Гранты. Работа была проведена при содействии Государственного контракта Э0029 «Экспедиционные исследования микроорганизмов промзоны нефтехимического производства», ФЦП «Интеграция науки высшего образования России на 2002-2006 годы», РФФИ-Агидель 02-04-97911, гранта Программы фундаментальных исследований Президиума РАН «Биоразнообразие» и программы Президиума РАН «Поддержка молодых ученых».

Публикации. Результаты диссертации изложены в 10 печатных работах, в том числе 3 статьях и публикации в базе данных NCBI (Microbial Genomes section of GenBank).

Структура и объем работы. Работа состоит из введения, обзора литературы, описания материалов и методов, обсуждения результатов исследований, выводов, списка цитированной литературы. Диссертация изложена на 111 страницах, содержит 30 рисунков и 18 таблиц. Библиография включает 179 источников.

ОБЪЕКТЫ И МЕТОДЫ ИССЛЕДОВАНИЙ Для исследования была выбрана плазмида pAH 36-4CPA штамма Citrobacter hydrophyla IBRB-36 4CPA, выделенного из образцов почв промзоны г. Уфы. Штамм был идентифицирован согласно критериев молекулярной классификации по последовательности 16S рРНК.

Для выделения плазмидной ДНК применяли методику Бирнбойма-Доли (Birnboim and Doly, 1979). Рестрикционный анализ плазмидной ДНК проводился по стандартной методике (Маниатис и др., 1984). Размеры фрагментов ДНК устанавливали с использованием пакета программ Gel Analysis. Для определения устойчивости штамма к антибиотикам применяли метод диффузии в агар с применением дисков (Лабинская, 1978). Определение устойчивости штамма к тяжелым металлам проводили с использованием селективных сред. Конъюгацию клеток бактерий осуществляли согласно указаниям, изложенным в руководстве «Методы общей бактериологии» (1984).

В качестве векторной системы для создания библиотеки генов плазмиды pAH 36-4CPA брали вектор pGEM-3Zf(+) Promega (США).

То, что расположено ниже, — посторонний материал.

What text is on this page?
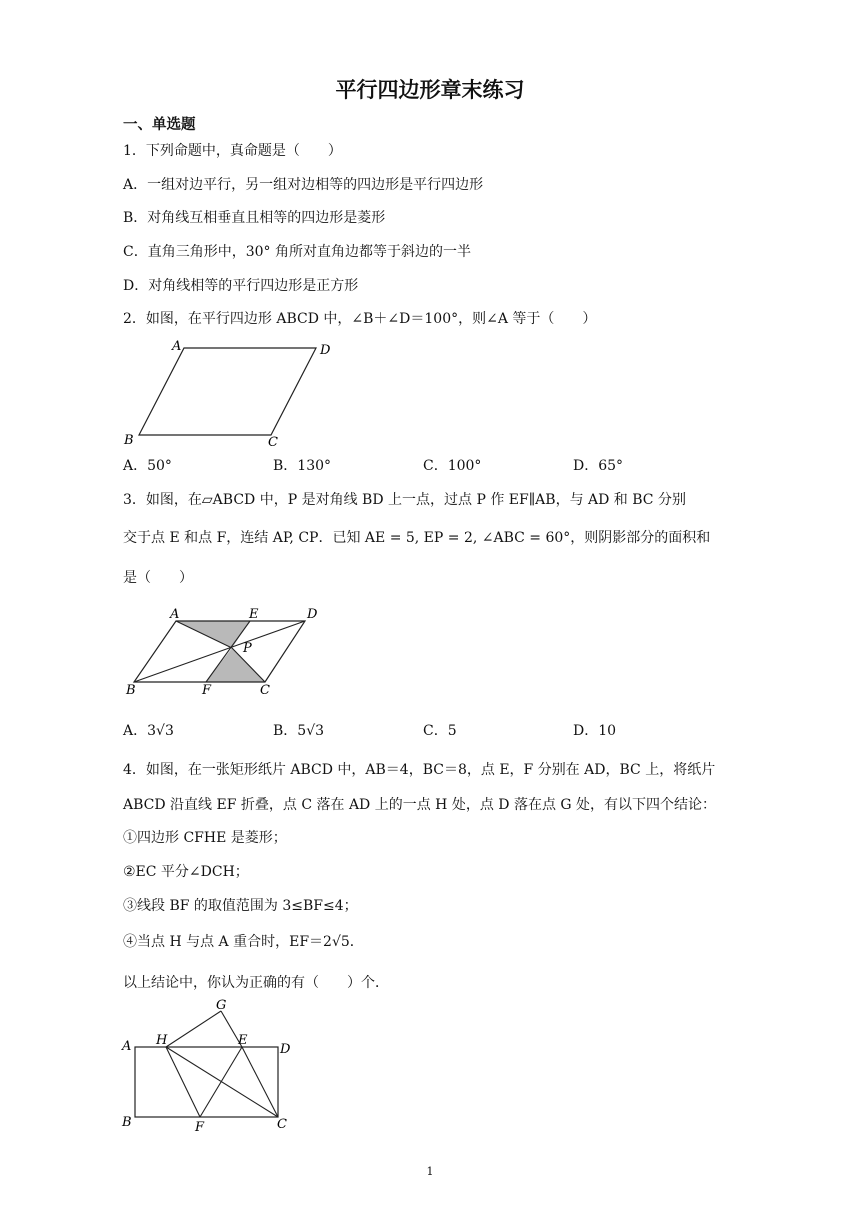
平行四边形章末练习
一、单选题
1．下列命题中，真命题是（　　）
A．一组对边平行，另一组对边相等的四边形是平行四边形
B．对角线互相垂直且相等的四边形是菱形
C．直角三角形中，30° 角所对直角边都等于斜边的一半
D．对角线相等的平行四边形是正方形
2．如图，在平行四边形 ABCD 中，∠B＋∠D＝100°，则∠A 等于（　　）
A	D
B	C
A．50°	B．130°	C．100°	D．65°
3．如图，在▱ABCD 中，P 是对角线 BD 上一点，过点 P 作 EF∥AB，与 AD 和 BC 分别
交于点 E 和点 F，连结 AP, CP．已知 AE = 5, EP = 2, ∠ABC = 60°，则阴影部分的面积和
是（　　）
A	E	D
P
B	F	C
A．3√3	B．5√3	C．5	D．10
4．如图，在一张矩形纸片 ABCD 中，AB＝4，BC＝8，点 E，F 分别在 AD，BC 上，将纸片
ABCD 沿直线 EF 折叠，点 C 落在 AD 上的一点 H 处，点 D 落在点 G 处，有以下四个结论：
①四边形 CFHE 是菱形；
②EC 平分∠DCH；
③线段 BF 的取值范围为 3≤BF≤4；
④当点 H 与点 A 重合时，EF＝2√5．
以上结论中，你认为正确的有（　　）个．
G
A H	E
D
B	F	C
1
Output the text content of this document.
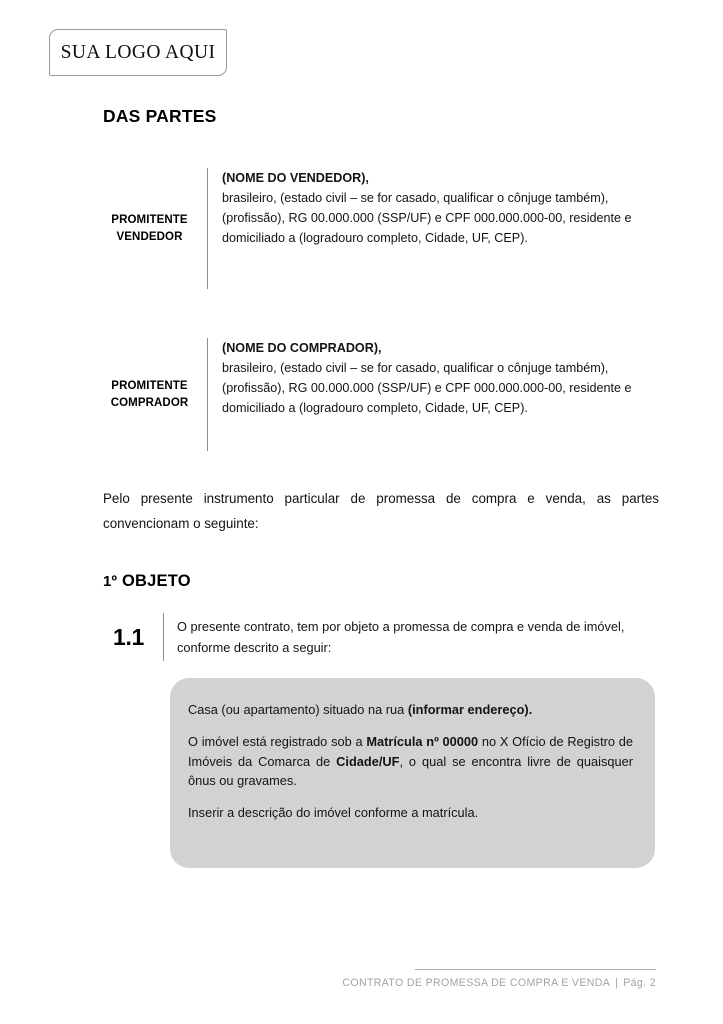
SUA LOGO AQUI
DAS PARTES
PROMITENTE
VENDEDOR
(NOME DO VENDEDOR),
brasileiro, (estado civil – se for casado, qualificar o cônjuge também), (profissão), RG 00.000.000 (SSP/UF) e CPF 000.000.000-00, residente e domiciliado a (logradouro completo, Cidade, UF, CEP).
PROMITENTE
COMPRADOR
(NOME DO COMPRADOR),
brasileiro, (estado civil – se for casado, qualificar o cônjuge também), (profissão), RG 00.000.000 (SSP/UF) e CPF 000.000.000-00, residente e domiciliado a (logradouro completo, Cidade, UF, CEP).
Pelo presente instrumento particular de promessa de compra e venda, as partes convencionam o seguinte:
1º OBJETO
1.1	O presente contrato, tem por objeto a promessa de compra e venda de imóvel, conforme descrito a seguir:

Casa (ou apartamento) situado na rua (informar endereço).

O imóvel está registrado sob a Matrícula nº 00000 no X Ofício de Registro de Imóveis da Comarca de Cidade/UF, o qual se encontra livre de quaisquer ônus ou gravames.

Inserir a descrição do imóvel conforme a matrícula.

CONTRATO DE PROMESSA DE COMPRA E VENDA | Pág. 2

Компетентные клетки E. coli готовили по стандартной методике (Sambrook et al., 1989).

Определение последовательностей выполнялось с использованием универсальных секвенирующих праймеров M13(F) и M13(R). Реакции проводили по методу Сенгера (Sanger et al., 1977) с использованием набора Silver Sequencing (Promega, США) на приборе SQ3 Sequencer (Hoefer, США), допуская незначительные модификации согласно рекомендациям производителя. Автоматическое секвенирование клонированных фрагментов плазмиды pAH364CPA выполняли с помощью набора BigDye®Terminator v3.Cycle Sequencing Kit (Applied Biosystems, США), на приборе DNA Analyzes 3730, (Applied Biosystems, США) согласно рекомендациям производителя.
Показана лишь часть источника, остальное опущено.